The Building Societies Association welcomes changes
Changes to the government’s Support for Mortgage Interest (SMI) loan scheme, effective from Monday, April 3, have enabled homeowners who are in financial difficulties to get support with their mortgage payments after three months, rather than the previous nine months.
The zero-earning rule for those on Universal Credit has also been removed, meaning homeowners will not lose their entitlement to SMI as soon as they find any work.
Those qualified for the SMI loan scheme can get help paying the interest on up to £200,000 of their mortgage or loans taken out for certain repairs and improvements to their home.
The government said an additional 200,000 Universal Credit claimants will be able to access quicker support with their mortgage due to the changes in the scheme.
“The fear of losing your home when you have fallen on difficult times is incredibly stressful and makes getting back on your feet all the more difficult,” Mims Davies, minister for social mobility, youth and progression, stated. “This increased support is an important lifeline to help provide stability for those who are seeking to find work and move back towards long-term prosperity.”
The Building Societies Association (BSA) said it has long been calling for these changes, pointing out that a nine-month waiting time for homeowners to receive support could mean they would be over six months in arrears before they are given any government support.
After a long campaign we welcome the changes that come into effect today that will help struggling homeowners get financial help through the SMI loan after 3 months rather than 9 months.

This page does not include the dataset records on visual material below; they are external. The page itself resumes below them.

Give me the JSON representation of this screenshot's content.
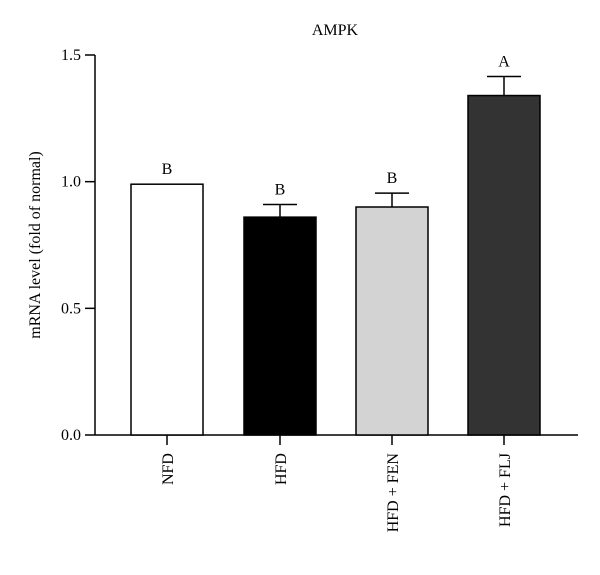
{
  "chart_data": {
    "type": "bar",
    "title": "AMPK",
    "xlabel": "",
    "ylabel": "mRNA level (fold of normal)",
    "ylim": [
      0,
      1.5
    ],
    "yticks": [
      "0.0",
      "0.5",
      "1.0",
      "1.5"
    ],
    "categories": [
      "NFD",
      "HFD",
      "HFD + FEN",
      "HFD + FLJ"
    ],
    "values": [
      0.99,
      0.86,
      0.9,
      1.34
    ],
    "errors": [
      0.0,
      0.05,
      0.055,
      0.075
    ],
    "significance": [
      "B",
      "B",
      "B",
      "A"
    ],
    "bar_colors": [
      "#ffffff",
      "#000000",
      "#d3d3d3",
      "#333333"
    ],
    "grid": false,
    "legend": "none"
  }
}
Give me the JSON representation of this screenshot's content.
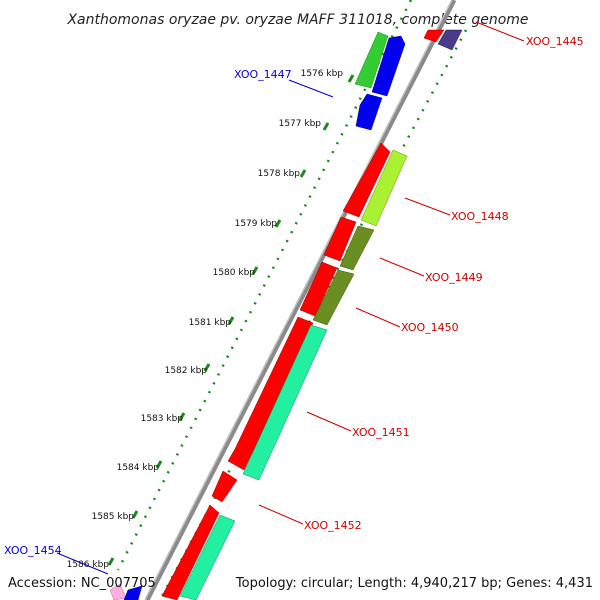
{
  "title": "Xanthomonas oryzae pv. oryzae MAFF 311018, complete genome",
  "accession": "Accession: NC_007705",
  "summary": "Topology: circular; Length: 4,940,217 bp; Genes: 4,431",
  "colors": {
    "backbone": "#8a8a8a",
    "tick_dots": "#1a8a1a",
    "forward_label": "#0000cc",
    "reverse_label": "#cc0000",
    "gene_red": "#ff0000",
    "gene_blue": "#0000ee",
    "gene_green": "#33cc33",
    "gene_teal": "#22f0a0",
    "gene_olive": "#6b8e23",
    "gene_lime": "#aaf033",
    "gene_navy": "#4a3a8a",
    "gene_pink": "#ffb0e0"
  },
  "ticks": [
    {
      "label": "1576 kbp"
    },
    {
      "label": "1577 kbp"
    },
    {
      "label": "1578 kbp"
    },
    {
      "label": "1579 kbp"
    },
    {
      "label": "1580 kbp"
    },
    {
      "label": "1581 kbp"
    },
    {
      "label": "1582 kbp"
    },
    {
      "label": "1583 kbp"
    },
    {
      "label": "1584 kbp"
    },
    {
      "label": "1585 kbp"
    },
    {
      "label": "1586 kbp"
    }
  ],
  "gene_labels": [
    {
      "name": "XOO_1445",
      "strand": "reverse"
    },
    {
      "name": "XOO_1447",
      "strand": "forward"
    },
    {
      "name": "XOO_1448",
      "strand": "reverse"
    },
    {
      "name": "XOO_1449",
      "strand": "reverse"
    },
    {
      "name": "XOO_1450",
      "strand": "reverse"
    },
    {
      "name": "XOO_1451",
      "strand": "reverse"
    },
    {
      "name": "XOO_1452",
      "strand": "reverse"
    },
    {
      "name": "XOO_1454",
      "strand": "forward"
    }
  ]
}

— BSA (@BSABuildingSocs) April 3, 2023
We call it a common-sense change from government. https://t.co/PCsWrzFp9R pic.twitter.com/VqPWuagDgv
“This is a common-sense change from the government,” Paul Broadhead (pictured), head of mortgage and housing policy at the Building Societies Association, stated, welcoming the changes to the SMI loan scheme. “Enabling access to the SMI loan much earlier could well be the difference between a family keeping a roof over their heads or them facing the prospect of their home being repossessed and having to find an alternative, government supported, rental accommodation.
“Also, as SMI is a loan not a benefit, the changes introduced today should not have a long-term financial detriment on government expenditure.”
Meanwhile, the BSA has also reminded borrowers who are worried about their finances and ability to pay their mortgage to get in touch with their lender or a debt adviser as soon as possible.
The association said that while the number of borrowers with mortgage arrears has not yet significantly increased during the current cost-of-living crisis, lenders are sensitive to the rising number of people facing a squeezed household budget and have teams who are well trained and experienced in providing tailored support to those who are struggling.
“They will provide a safe space for a confidential, non-judgmental chat and will do everything possible to help each borrower with options based on their own personal circumstances,” the BSA said, adding that practical advice is also available from its booklet ‘What to do if you can’t pay your mortgage’.